Date: Monday 19th May 2025 Time: 18:00-19:30 BST
Venue: Old Theatre, Old Building, London School of Economics (map)
Speaker: Hyun Song Shin (Bank for International Settlements)
Chair: Dimitri Vayanos (LSE Finance & Financial Markets Group)
Hyun Song Shin (Bank for International Settlements) will deliver the 4th Annual Lecture in Honour of Charles Goodhart.
FX swaps make money fungible across currencies in the sense that investors who evaluate returns in one currency can nevertheless invest in assets denominated in other currencies without bearing exchange rate risk. This market is large, weighing in at 113 trillion dollars according to the latest BIS statistics, and is the linchpin in the transmission of financial conditions in the global financial system. This lecture highlights the role of global banks in this market and the channels at play in the transmission of financial conditions.
Registration
This public event is in-person only, free and open to all, but will require pre-registration.
Event hashtag: #LSEGoodhart

Hyun Song Shin is Economic Adviser and Head of the Monetary and Economic Department, Bank for International Settlements (BIS). Mr Shin has a background in academia. Before coming to the BIS in May 2014, he was the Hughes-Rogers Professor of Economics at Princeton University, having previously held appointments at Oxford University and the London School of Economics. He has been an intellectual leader in the fields of banking, international finance and monetary economics, topics on which he has published widely, both in leading academic and official publications.
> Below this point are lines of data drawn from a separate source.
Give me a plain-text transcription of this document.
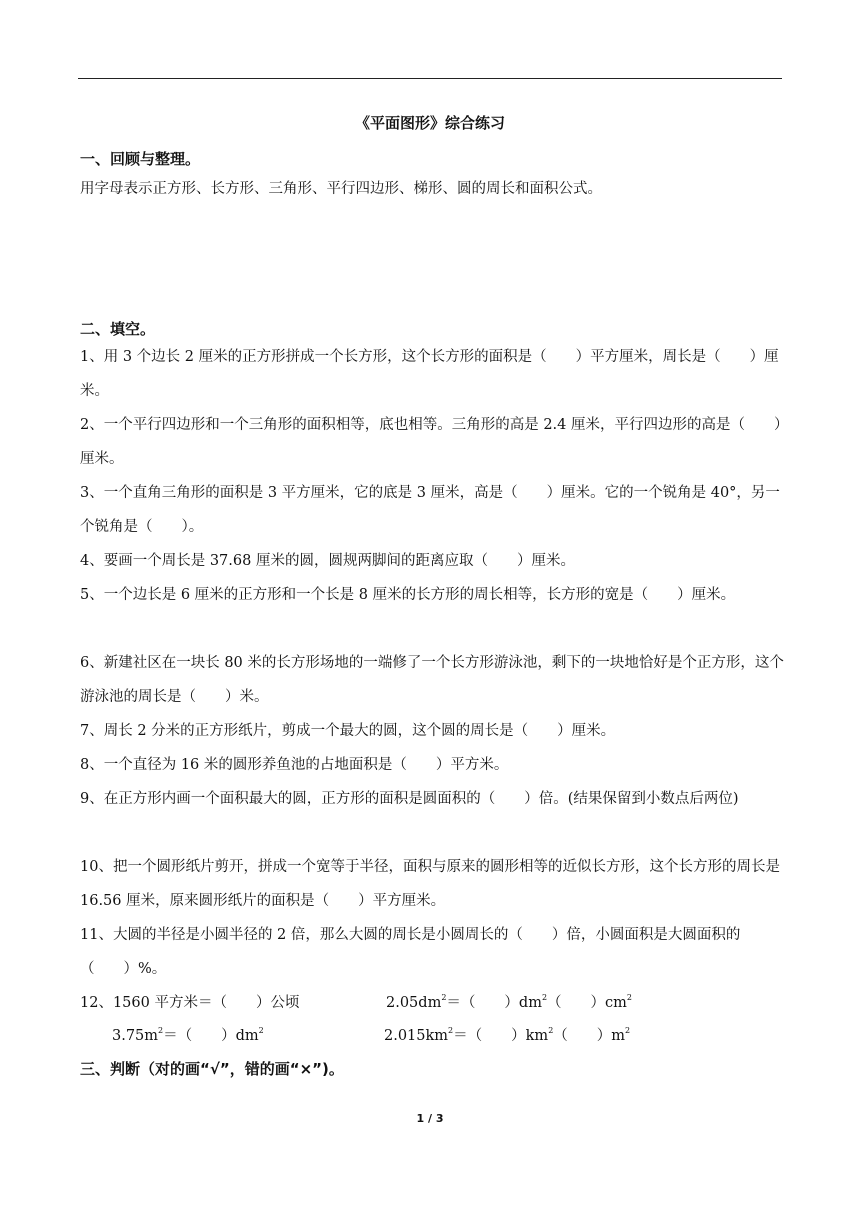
《平面图形》综合练习
一、回顾与整理。
用字母表示正方形、长方形、三角形、平行四边形、梯形、圆的周长和面积公式。
二、填空。
1、用 3 个边长 2 厘米的正方形拼成一个长方形，这个长方形的面积是（　　）平方厘米，周长是（　　）厘米。
2、一个平行四边形和一个三角形的面积相等，底也相等。三角形的高是 2.4 厘米，平行四边形的高是（　　）厘米。
3、一个直角三角形的面积是 3 平方厘米，它的底是 3 厘米，高是（　　）厘米。它的一个锐角是 40°，另一个锐角是（　　）。
4、要画一个周长是 37.68 厘米的圆，圆规两脚间的距离应取（　　）厘米。
5、一个边长是 6 厘米的正方形和一个长是 8 厘米的长方形的周长相等，长方形的宽是（　　）厘米。
6、新建社区在一块长 80 米的长方形场地的一端修了一个长方形游泳池，剩下的一块地恰好是个正方形，这个游泳池的周长是（　　）米。
7、周长 2 分米的正方形纸片，剪成一个最大的圆，这个圆的周长是（　　）厘米。
8、一个直径为 16 米的圆形养鱼池的占地面积是（　　）平方米。
9、在正方形内画一个面积最大的圆，正方形的面积是圆面积的（　　）倍。(结果保留到小数点后两位)
10、把一个圆形纸片剪开，拼成一个宽等于半径，面积与原来的圆形相等的近似长方形，这个长方形的周长是 16.56 厘米，原来圆形纸片的面积是（　　）平方厘米。
11、大圆的半径是小圆半径的 2 倍，那么大圆的周长是小圆周长的（　　）倍，小圆面积是大圆面积的（　　）%。
12、1560 平方米＝（　　）公顷	$2.05dm^2=$（　　）$dm^2$（　　）$cm^2$
$3.75m^2=$（　　）$dm^2$	$2.015km^2=$（　　）$km^2$（　　）$m^2$
三、判断（对的画“√”，错的画“×”)。
1 / 3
One area of recent focus has been in developing the BIS's work agenda on digital innovation and the financial system, laying out the implications for users, financial intermediaries and the central bank. Mr Shin was part of the BIS management team that developed the BIS Innovation Hub, and served as its Interim Head at its launch in 2019.
Mr Shin is a Korean national. In 2010, while on leave from Princeton University, he served as Senior Adviser to the Korean president, taking a leading role in formulating financial stability policy in Korea and developing the agenda for the G20 during Korea's presidency.
* * *

Dimitri Vayanos is Professor of Finance at the London School of Economics, where he also directs the Paul Woolley Centre for the Study of Capital Market Dysfunctionality. He is a Fellow of the British Academy, a Fellow of the Finance Theory Group, a Research Fellow at CEPR and a former Director of its Financial Economics program, a Research Associate at NBER, a former Director and Managing Editor of the Review of Economic Studies, and a former Director of the American Finance Association.
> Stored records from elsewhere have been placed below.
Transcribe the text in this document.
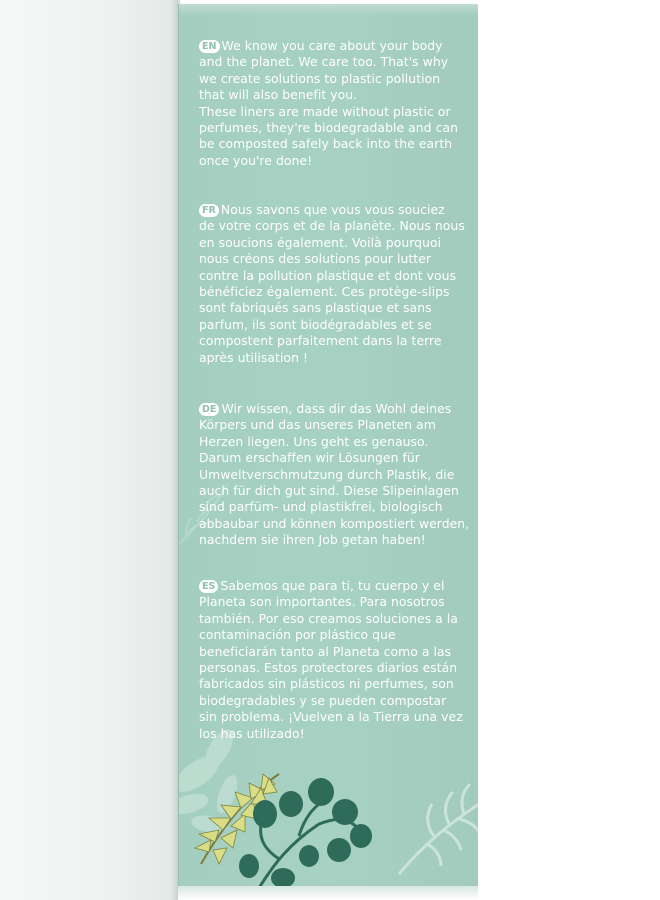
EN We know you care about your body
and the planet. We care too. That's why
we create solutions to plastic pollution
that will also benefit you.
These liners are made without plastic or
perfumes, they're biodegradable and can
be composted safely back into the earth
once you're done!
FR Nous savons que vous vous souciez
de votre corps et de la planète. Nous nous
en soucions également. Voilà pourquoi
nous créons des solutions pour lutter
contre la pollution plastique et dont vous
bénéficiez également. Ces protège-slips
sont fabriqués sans plastique et sans
parfum, ils sont biodégradables et se
compostent parfaitement dans la terre
après utilisation !
DE Wir wissen, dass dir das Wohl deines
Körpers und das unseres Planeten am
Herzen liegen. Uns geht es genauso.
Darum erschaffen wir Lösungen für
Umweltverschmutzung durch Plastik, die
auch für dich gut sind. Diese Slipeinlagen
sind parfüm- und plastikfrei, biologisch
abbaubar und können kompostiert werden,
nachdem sie ihren Job getan haben!
ES Sabemos que para ti, tu cuerpo y el
Planeta son importantes. Para nosotros
también. Por eso creamos soluciones a la
contaminación por plástico que
beneficiarán tanto al Planeta como a las
personas. Estos protectores diarios están
fabricados sin plásticos ni perfumes, son
biodegradables y se pueden compostar
sin problema. ¡Vuelven a la Tierra una vez
los has utilizado!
His research, published in leading economics and finance journals, such as Econometrica, the Journal of Finance, the Journal of Financial Economics, the Journal of Political Economy, the Quarterly Journal of Economics, the Review of Economic Studies, and the Review of Financial Studies, focuses on what drives financial market liquidity, why asset prices can deviate from assets’ fundamental values, and what the implications of imperfect financial markets are for asset management, financial regulation, monetary policy and the macroeconomy.
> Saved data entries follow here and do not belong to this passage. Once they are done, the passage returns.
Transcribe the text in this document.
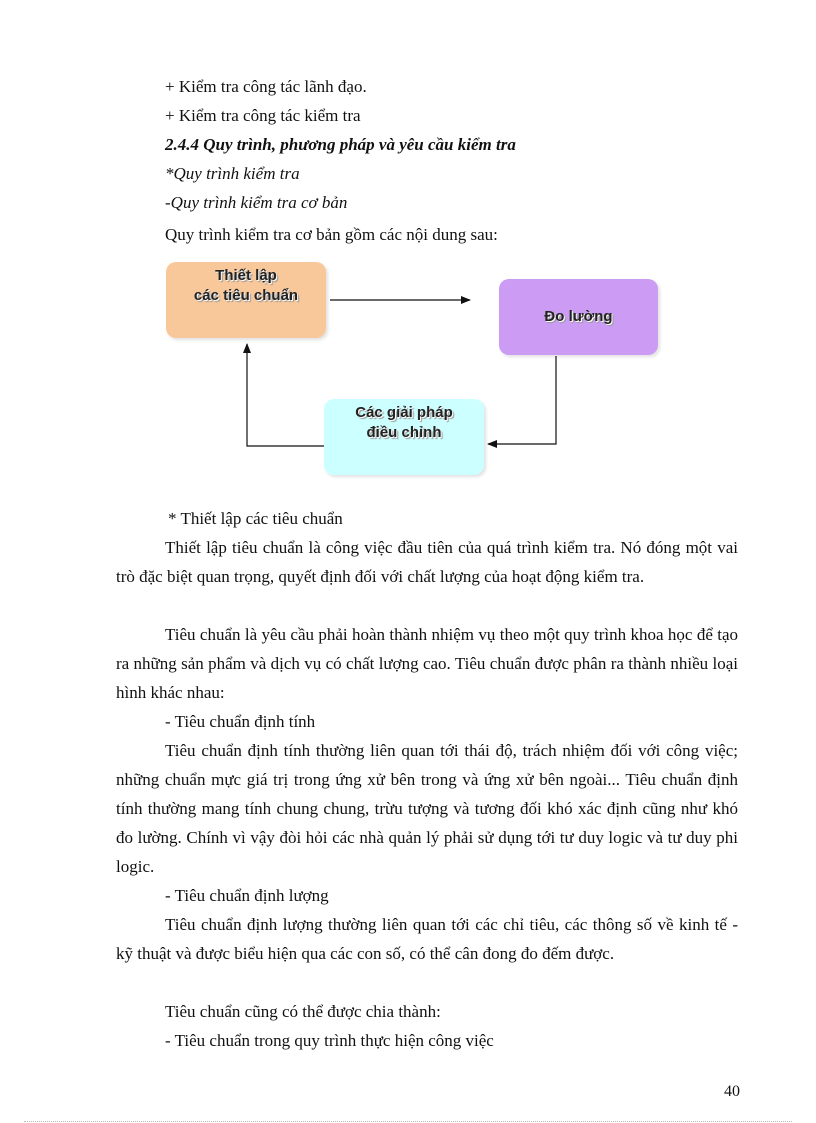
+ Kiểm tra công tác lãnh đạo.
+ Kiểm tra công tác kiểm tra
2.4.4 Quy trình, phương pháp và yêu cầu kiểm tra
*Quy trình kiểm tra
-Quy trình kiểm tra cơ bản
Quy trình kiểm tra cơ bản gồm các nội dung sau:
Thiết lập
các tiêu chuẩn
Đo lường
Các giải pháp
điều chỉnh
* Thiết lập các tiêu chuẩn
Thiết lập tiêu chuẩn là công việc đầu tiên của quá trình kiểm tra. Nó đóng một vai trò đặc biệt quan trọng, quyết định đối với chất lượng của hoạt động kiểm tra.
Tiêu chuẩn là yêu cầu phải hoàn thành nhiệm vụ theo một quy trình khoa học để tạo ra những sản phẩm và dịch vụ có chất lượng cao. Tiêu chuẩn được phân ra thành nhiều loại hình khác nhau:
- Tiêu chuẩn định tính
Tiêu chuẩn định tính thường liên quan tới thái độ, trách nhiệm đối với công việc; những chuẩn mực giá trị trong ứng xử bên trong và ứng xử bên ngoài... Tiêu chuẩn định tính thường mang tính chung chung, trừu tượng và tương đối khó xác định cũng như khó đo lường. Chính vì vậy đòi hỏi các nhà quản lý phải sử dụng tới tư duy logic và tư duy phi logic.
- Tiêu chuẩn định lượng
Tiêu chuẩn định lượng thường liên quan tới các chỉ tiêu, các thông số về kinh tế - kỹ thuật và được biểu hiện qua các con số, có thể cân đong đo đếm được.
Tiêu chuẩn cũng có thể được chia thành:
- Tiêu chuẩn trong quy trình thực hiện công việc
40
He is a co-editor of the book "Beyond Austerity: Reforming the Greek Economy," a member of the Pissarides Commission, which developed a growth plan for Greece at the request of the Greek government, a co-author of the European Safe Bonds (ESBies) proposal, and a Director of WWF Greece.
The Lecture Series in Honour of Charles Goodhart was set up in 2022 to honour Charles Goodhart, eminent economist and Emeritus Professor at LSE. Charles was instrumental in the founding of the Financial Markets Group more than 35 years ago.
Charles Goodhart was appointed to the Norman Sosnow Chair of Banking and Finance at the London School of Economics (LSE) in 1985, until his retirement in 2002 when he became Emeritus Professor of Banking and Finance. He was elected a Fellow of the British Academy in 1990, and awarded the CBE in 1997, for services to monetary economics.
During 1986, he helped to establish the Financial Markets Group at LSE. For the previous 17 years he served as a monetary economist at the Bank of England, becoming a Chief Adviser in 1980. Following his advice on overcoming the financial crisis in Hong Kong in 1983, he subsequently served on the HK Exchange Fund Advisory Committee until 1997. The same year he was appointed one of the four independent outside members of the newly-formed Bank of England Monetary Policy Committee. He became an economic consultant to Morgan Stanley in 2009, until he resigned, at the age of 80, in 2016.
Charles has written widely on matters relating to monetary policy, especially central banking, and macro-economics. He is the author of Goodhart's Law "that any observed statistical regularity will tend to collapse once pressure is placed upon it for control purposes.”